First Photo is 128 particle I think none have spikes


Second is the 1024 I found some spike on outlier case

I’d be concerned that even the 128 is not in good correspondence. When you animate the PCA modes, do the particles stay in correspondence throughout the mode, or are they crossing positions?

Is there a way you could share this data with me so that I can experiment as well? amorris@sci.utah.edu

Thank you for your previous response. I believe I have achieved a fair to good result for the right ventricle across the 146 samples, although three of them still exhibit surface spikes. I experimented with using fewer particles, which helped reduce the severity of these spikes compared to previous attempts.

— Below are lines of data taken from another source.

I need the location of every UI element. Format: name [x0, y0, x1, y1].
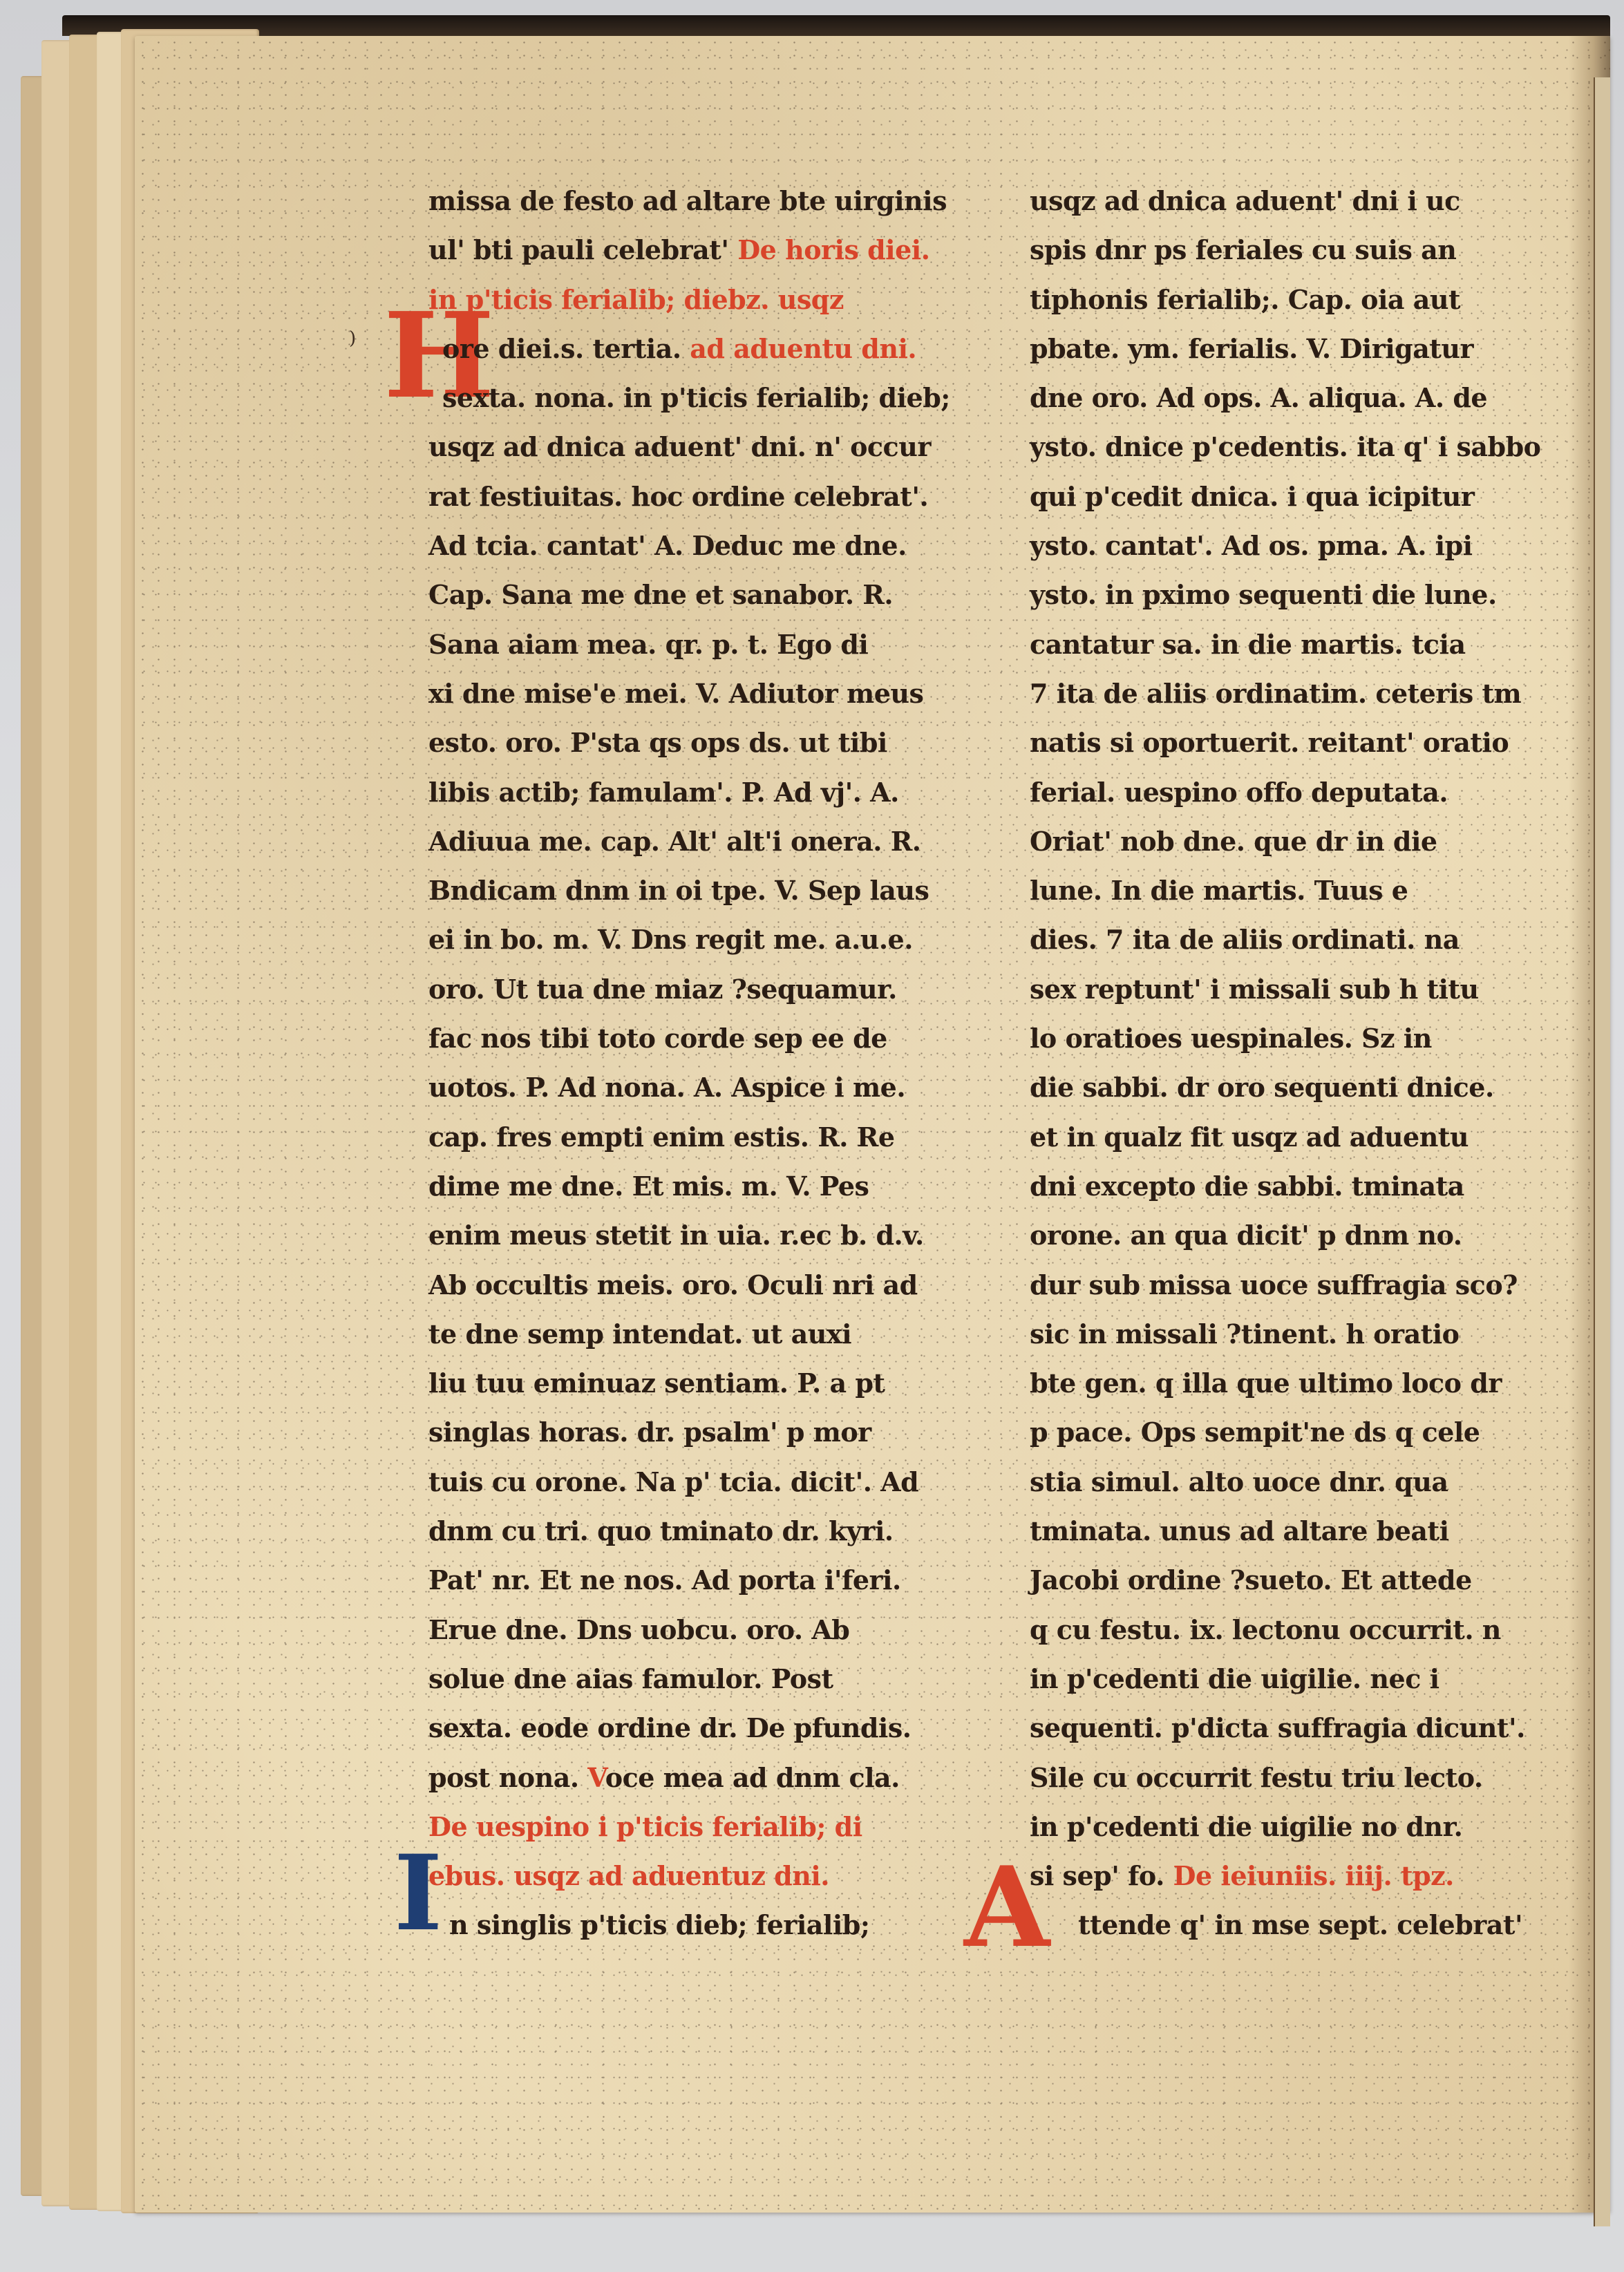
text-line: in p'cedenti die uigilie no dnr.	[1030, 1802, 1569, 1851]
right-text-column: usqz ad dnica aduent' dni i ucspis dnr p…	[1030, 176, 1569, 1950]
text-line: Ab occultis meis. oro. Oculi nri ad	[428, 1260, 967, 1309]
text-line: si sep' fo. De ieiuniis. iiij. tpz.	[1030, 1851, 1569, 1900]
text-line: et in qualz fit usqz ad aduentu	[1030, 1113, 1569, 1162]
rubric-text: V	[587, 1762, 605, 1793]
text-line: singlas horas. dr. psalm' p mor	[428, 1408, 967, 1457]
text-line: rat festiuitas. hoc ordine celebrat'.	[428, 472, 967, 521]
text-line: oro. Ut tua dne miaz ?sequamur.	[428, 965, 967, 1014]
text-line: Oriat' nob dne. que dr in die	[1030, 817, 1569, 866]
rubric-line: ebus. usqz ad aduentuz dni.	[428, 1851, 967, 1900]
text-line: ei in bo. m. V. Dns regit me. a.u.e.	[428, 915, 967, 964]
text-line: sequenti. p'dicta suffragia dicunt'.	[1030, 1703, 1569, 1752]
facing-leaf-edge	[1594, 77, 1610, 2226]
text-line: xi dne mise'e mei. V. Adiutor meus	[428, 669, 967, 718]
text-line: bte gen. q illa que ultimo loco dr	[1030, 1359, 1569, 1408]
text-line: Adiuua me. cap. Alt' alt'i onera. R.	[428, 817, 967, 866]
text-line: Cap. Sana me dne et sanabor. R.	[428, 570, 967, 619]
text-line: dies. 7 ita de aliis ordinati. na	[1030, 915, 1569, 964]
text-line: lune. In die martis. Tuus e	[1030, 866, 1569, 915]
text-line: tiphonis ferialib;. Cap. oia aut	[1030, 275, 1569, 324]
text-line: qui p'cedit dnica. i qua icipitur	[1030, 472, 1569, 521]
text-line: orone. an qua dicit' p dnm no.	[1030, 1211, 1569, 1260]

However, I am now facing difficulties with the left ventricular myocardium. I used 2048 particles, but I noticed that it is quite challenging to allocate particles inside the cavity. To mitigate surface spikes on the warped-back meshes, I also scaled up the mesh size by a factor of 8.

May I ask: Is increasing the number of particles the only way to ensure particle allocation inside the myocardial cavity, or are there alternative strategies that could help improve internal particle distribution?